The web interface has three pages accessible via a browser at `http://127.0.0.1:8000`.

#### Home page — City list (`/`)

Displays a card grid of all available cities.

- Each card shows a representative image, the city name, and the number of places of interest.
- Clicking a card navigates to the city's place listing.
- A "How it works" section at the bottom explains the three algorithms (PageRank, KNN, KMeans) used by the system.

#### City detail page (`/city/<slug>/`)

Lists all places of interest for a selected city.

- **Search** — type any part of a place name in the search box and press *Search* to filter results. The *×* button clears the search.
- **Sort** — toggle between *Interest* (by `interest_score`, descending by default) and *Name* (alphabetical, ascending by default).
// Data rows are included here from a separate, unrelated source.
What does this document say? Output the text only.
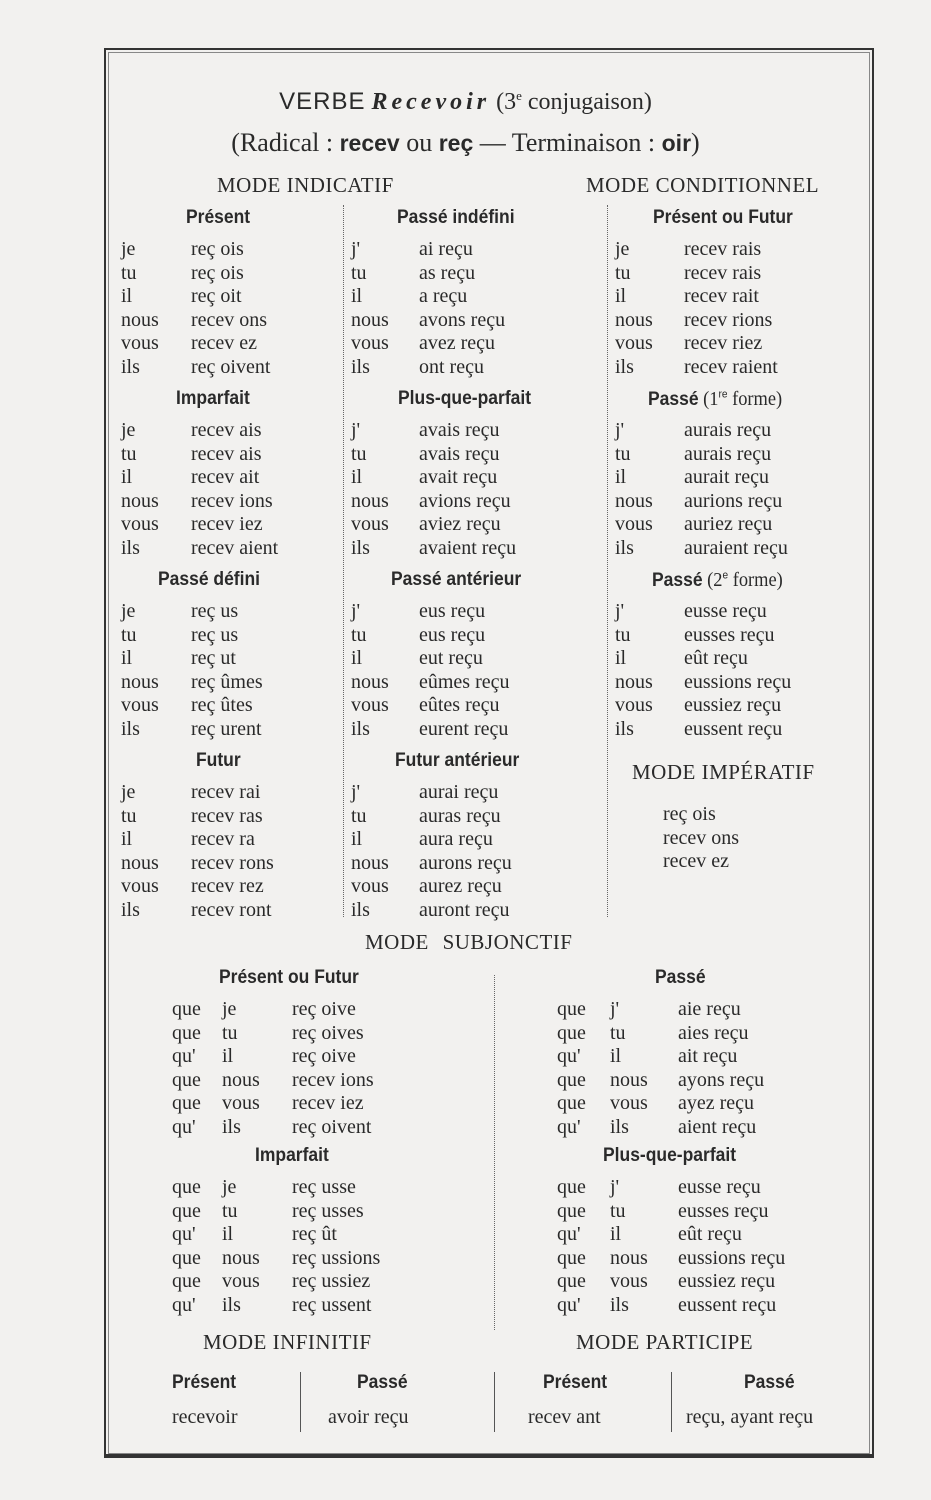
VERBE Recevoir (3e conjugaison)
(Radical : recev ou reç — Terminaison : oir)
MODE INDICATIF	MODE CONDITIONNEL
Présent
je	reç ois
tu	reç ois
il	reç oit
nous recev ons
vous recev ez
ils	reç oivent
Imparfait
je	recev ais
tu	recev ais
il	recev ait
nous recev ions
vous recev iez
ils	recev aient
Passé défini
je	reç us
tu	reç us
il	reç ut
nous reç ûmes
vous reç ûtes
ils	reç urent
Futur
je	recev rai
tu	recev ras
il	recev ra
nous recev rons
vous recev rez
ils	recev ront
Passé indéfini
j'	ai reçu
tu	as reçu
il	a reçu
nous avons reçu
vous avez reçu
ils ont reçu
Plus-que-parfait
j'	avais reçu
tu	avais reçu
il	avait reçu
nous avions reçu
vous aviez reçu
ils avaient reçu
Passé antérieur
j'	eus reçu
tu	eus reçu
il	eut reçu
nous eûmes reçu
vous eûtes reçu
ils eurent reçu
Futur antérieur
j'	aurai reçu
tu	auras reçu
il	aura reçu
nous aurons reçu
vous aurez reçu
ils auront reçu
Présent ou Futur
je	recev rais
tu	recev rais
il	recev rait
nous recev rions
vous recev riez
ils	recev raient
Passé (1re forme)
j'	aurais reçu
tu	aurais reçu
il	aurait reçu
nous aurions reçu
vous auriez reçu
ils	auraient reçu
Passé (2e forme)
j'	eusse reçu
tu	eusses reçu
il	eût reçu
nous eussions reçu
vous eussiez reçu
ils	eussent reçu
reç ois
recev ons
recev ez
Présent ou Futur
que je	reç oive
que tu	reç oives
qu' il	reç oive
que nous recev ions
que vous recev iez
qu' ils	reç oivent
Imparfait
que je	reç usse
que tu	reç usses
qu' il	reç ût
que nous reç ussions
que vous reç ussiez
qu' ils	reç ussent
Passé
que j'	aie reçu
que tu	aies reçu
qu' il	ait reçu
que nous ayons reçu
que vous ayez reçu
qu' ils aient reçu
Plus-que-parfait
que j'	eusse reçu
que tu	eusses reçu
qu' il	eût reçu
que nous eussions reçu
que vous eussiez reçu
qu' ils eussent reçu
MODE IMPÉRATIF
MODE SUBJONCTIF
MODE INFINITIF	MODE PARTICIPE
Présent	Passé
recevoir	avoir reçu
Présent	Passé
recev ant	reçu, ayant reçu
Clicking the active sort button reverses the direction.
- **Place cards** — each card shows a thumbnail image, place name, up to two category tags, an interest-score star rating, and the numeric score. Clicking a card opens the place detail page.
- **Pagination** — results are paginated at 20 places per page. Previous / Next links and nearby page numbers are shown below the grid.

#### Place detail page (`/place/<id>/`)

Shows full information for one place of interest.

**Left column — image and colour palette**

- Primary image for the place.
- Thumbnail strip if the place has more than one image.
- **Dominant colours** swatch: up to 10 colour tiles extracted by KMeans clustering from the primary image, displayed as hex-colour squares. Hovering a square shows its hex code.

**Right column — place information**

- City badge and category tags.
- Place name heading.
- Interest-score star rating with numeric value.
- Details table: GPS coordinates with a *Maps* link (opens Google Maps), description, website, phone, opening hours, historic/tourism tag values, Wikidata QID link, and raw PageRank value (Berlin only).

**Similar places sections (below)**

Up to three horizontal scrollable rows of similar place cards:

| Section | Method | Basis |
|---------|--------|-------|
| *Similar in \<city\>* | `structural` | Shared OSM categorical tags, KNN |
| *Visually similar in \<city\>* | `image_same_city` | Image colour vectors, KMeans + KNN |
| *Visually similar elsewhere* | `image_other_city` | Image colour vectors across other cities |

Each similar-place card shows a thumbnail, name, city, and similarity score. Clicking navigates to that place's detail page.

If no similarity data exists, a notice instructs the user to run `python manage.py compute_similarities`.